Friday, December 7, 2018

Goodbye to Arizona--for a while

The last few months have been a long and exhausting preparation for the move to Southern California where I will share a house with my son, Ron and his wife, Loretta.

Isn't it strange how we move into a town and a state and take it on as part of our identity?  I have been 'Toni in Tucson' for 17 years and now I am changing into 'Toni in Encinitas'.  Somehow it doesn't have the same poetic rhythm.  But all the same I think it will be interesting and very different.

I am still planning to travel every summer--at least until my kids pry the keys from my gnarled and feeble hands.


As I returned from Ft Worth this fall I decided to further explore Arizona.  I had somehow missed a large swath of the state in all my travels so it seemed time for me to see what Eastern Arizona had to offer.


I drove from Santa Fe, NM into Arizona on Interstate 40 then turned south and entered the Painted Desert and the Petrified Forest.


This is only a small portion of the Painted Desert. It extends over 7,500 square miles across northeastern Arizona and contains the Petrified Forest National Park.  



Remember the old western movies of cowboys, riding for days, running out of water,  dashing madly toward a small muddy pool of fetid water that magically appeared through the dusty haze, throwing themselves into the brown muck, then sinking--slowly? If they were bad guys they just disappeared.  If they were good guys then their horse saved them.


Daisy was enthralled.



Petrified Forest is the only National Park in the country with a portion of Historic Route 66 within its boundaries.


Was this someone who didn't make it across?
(I think it is time to check my tires.)

Petroglyphs were everywhere.  Like teenagers with a spray paint can, tagging was common 2000 years ago as well.


Petroglyphs are created by chipping through the rock's natural black patina to reveal lighter colored sandstone beneath.  

The images represent ideas rather than a language.  

The exact meaning is unknown, but collaboration with contemporary American Indians provides insight into the significance of these glyphs.  Modern groups interpret petroglyph themes to include family or clan symbols, territorial boundaries, important events, and spiritual meanings.  The movements of the sun, moon and stars are also charted in a special group of glyphs used to manage ceremonial and agricultural calendars.



 Here is one of the largest concentrations of petroglyphs in the park.  It is called Newspaper Rock and contains more than 650 images carved into these boulders.
These petroglyphs were created by ancestral Puebloan people.

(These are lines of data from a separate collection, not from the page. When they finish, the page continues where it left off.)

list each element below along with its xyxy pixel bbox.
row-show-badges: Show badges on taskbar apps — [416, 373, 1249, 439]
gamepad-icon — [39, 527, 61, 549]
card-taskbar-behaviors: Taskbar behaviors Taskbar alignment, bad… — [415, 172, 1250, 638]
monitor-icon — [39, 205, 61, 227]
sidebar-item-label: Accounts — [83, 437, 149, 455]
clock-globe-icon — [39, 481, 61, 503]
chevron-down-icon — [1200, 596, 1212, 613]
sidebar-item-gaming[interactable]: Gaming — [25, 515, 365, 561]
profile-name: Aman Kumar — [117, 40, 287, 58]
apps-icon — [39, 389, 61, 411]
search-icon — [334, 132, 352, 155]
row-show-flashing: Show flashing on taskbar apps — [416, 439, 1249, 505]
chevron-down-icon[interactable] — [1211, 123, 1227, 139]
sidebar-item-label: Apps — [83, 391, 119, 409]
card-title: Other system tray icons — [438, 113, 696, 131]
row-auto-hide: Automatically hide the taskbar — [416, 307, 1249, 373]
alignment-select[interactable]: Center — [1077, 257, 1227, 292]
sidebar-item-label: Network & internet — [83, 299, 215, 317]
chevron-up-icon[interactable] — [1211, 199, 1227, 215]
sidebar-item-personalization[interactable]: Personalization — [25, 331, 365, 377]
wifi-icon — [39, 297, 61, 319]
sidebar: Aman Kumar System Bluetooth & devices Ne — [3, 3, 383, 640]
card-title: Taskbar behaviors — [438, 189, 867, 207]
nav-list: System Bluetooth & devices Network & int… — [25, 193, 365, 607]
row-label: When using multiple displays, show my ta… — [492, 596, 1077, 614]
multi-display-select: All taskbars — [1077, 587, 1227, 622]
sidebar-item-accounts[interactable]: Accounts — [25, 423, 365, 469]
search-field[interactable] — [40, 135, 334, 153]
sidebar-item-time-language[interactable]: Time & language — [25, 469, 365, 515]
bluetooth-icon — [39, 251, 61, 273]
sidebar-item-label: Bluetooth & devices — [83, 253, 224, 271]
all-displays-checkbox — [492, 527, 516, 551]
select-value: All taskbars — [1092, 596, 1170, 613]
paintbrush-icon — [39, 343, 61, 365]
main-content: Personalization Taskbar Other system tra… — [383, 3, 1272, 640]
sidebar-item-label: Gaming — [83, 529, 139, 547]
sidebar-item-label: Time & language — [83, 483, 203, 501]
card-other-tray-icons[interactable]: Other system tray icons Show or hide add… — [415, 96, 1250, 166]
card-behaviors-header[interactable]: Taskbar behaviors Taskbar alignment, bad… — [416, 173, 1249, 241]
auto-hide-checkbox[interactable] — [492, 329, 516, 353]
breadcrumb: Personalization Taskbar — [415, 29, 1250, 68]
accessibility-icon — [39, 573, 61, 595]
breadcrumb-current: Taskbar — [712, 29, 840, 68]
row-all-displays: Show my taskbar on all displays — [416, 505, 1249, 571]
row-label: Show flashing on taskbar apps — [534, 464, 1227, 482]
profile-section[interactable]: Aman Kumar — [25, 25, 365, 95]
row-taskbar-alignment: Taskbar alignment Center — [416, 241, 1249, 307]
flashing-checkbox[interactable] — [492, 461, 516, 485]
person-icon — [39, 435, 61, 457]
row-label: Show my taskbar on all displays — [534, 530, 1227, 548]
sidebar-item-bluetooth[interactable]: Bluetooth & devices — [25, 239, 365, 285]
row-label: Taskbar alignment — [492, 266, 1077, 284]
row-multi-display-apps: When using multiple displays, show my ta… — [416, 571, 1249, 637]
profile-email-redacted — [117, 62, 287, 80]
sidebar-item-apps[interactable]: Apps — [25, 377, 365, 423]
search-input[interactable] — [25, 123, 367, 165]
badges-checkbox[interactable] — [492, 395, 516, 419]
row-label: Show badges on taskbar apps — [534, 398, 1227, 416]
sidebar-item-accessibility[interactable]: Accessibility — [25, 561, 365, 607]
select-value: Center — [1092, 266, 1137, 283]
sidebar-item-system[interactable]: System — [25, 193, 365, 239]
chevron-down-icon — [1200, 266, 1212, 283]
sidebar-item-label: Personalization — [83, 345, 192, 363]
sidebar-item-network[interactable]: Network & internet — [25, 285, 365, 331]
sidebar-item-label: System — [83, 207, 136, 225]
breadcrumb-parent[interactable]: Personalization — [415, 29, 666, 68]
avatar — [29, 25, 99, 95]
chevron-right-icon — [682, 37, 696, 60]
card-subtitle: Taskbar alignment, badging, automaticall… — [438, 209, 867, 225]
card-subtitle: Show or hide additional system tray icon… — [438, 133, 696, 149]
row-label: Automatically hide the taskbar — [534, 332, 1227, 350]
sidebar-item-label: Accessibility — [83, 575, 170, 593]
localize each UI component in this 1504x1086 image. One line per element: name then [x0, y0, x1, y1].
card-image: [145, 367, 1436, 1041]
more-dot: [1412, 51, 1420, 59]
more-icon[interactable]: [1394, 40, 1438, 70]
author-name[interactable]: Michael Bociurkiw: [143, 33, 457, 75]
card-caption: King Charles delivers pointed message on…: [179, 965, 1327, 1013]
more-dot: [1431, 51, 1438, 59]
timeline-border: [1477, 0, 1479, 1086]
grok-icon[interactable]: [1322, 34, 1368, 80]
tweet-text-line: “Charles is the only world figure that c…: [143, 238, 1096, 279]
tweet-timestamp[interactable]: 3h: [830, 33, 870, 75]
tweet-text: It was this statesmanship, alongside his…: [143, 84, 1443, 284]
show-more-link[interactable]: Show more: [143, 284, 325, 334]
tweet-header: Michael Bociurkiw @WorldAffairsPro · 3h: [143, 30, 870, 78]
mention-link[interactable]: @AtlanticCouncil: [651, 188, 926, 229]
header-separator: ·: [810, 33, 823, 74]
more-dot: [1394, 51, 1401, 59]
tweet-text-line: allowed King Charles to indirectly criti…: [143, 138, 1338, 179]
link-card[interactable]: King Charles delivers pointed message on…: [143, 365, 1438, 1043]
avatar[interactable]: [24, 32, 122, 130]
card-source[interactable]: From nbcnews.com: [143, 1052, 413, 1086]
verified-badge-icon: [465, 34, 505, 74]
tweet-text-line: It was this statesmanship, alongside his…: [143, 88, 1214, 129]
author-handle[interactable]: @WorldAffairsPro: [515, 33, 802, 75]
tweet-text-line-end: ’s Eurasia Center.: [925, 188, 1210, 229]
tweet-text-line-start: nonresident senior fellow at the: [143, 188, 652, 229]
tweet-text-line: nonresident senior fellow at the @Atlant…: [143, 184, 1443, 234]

Leaving the painted desert we began to climb until we were surrounded by forests of pine trees and refreshingly cool air.


After the horrendously hot summer in Ft Worth, I wanted to park here for at least a month.




The trip through Globe, Show Lo and the Salt Canyon, was beautiful.  It took me a week but it could have been done in only a day or two--if one was in a hurry. 


Some of the cooler areas are a mere hour from Tucson and a favorite for Tucsonians to escape the unbearably hot summers.




What a shame I had waited so long to explore this lovely area.  Well, I will be back.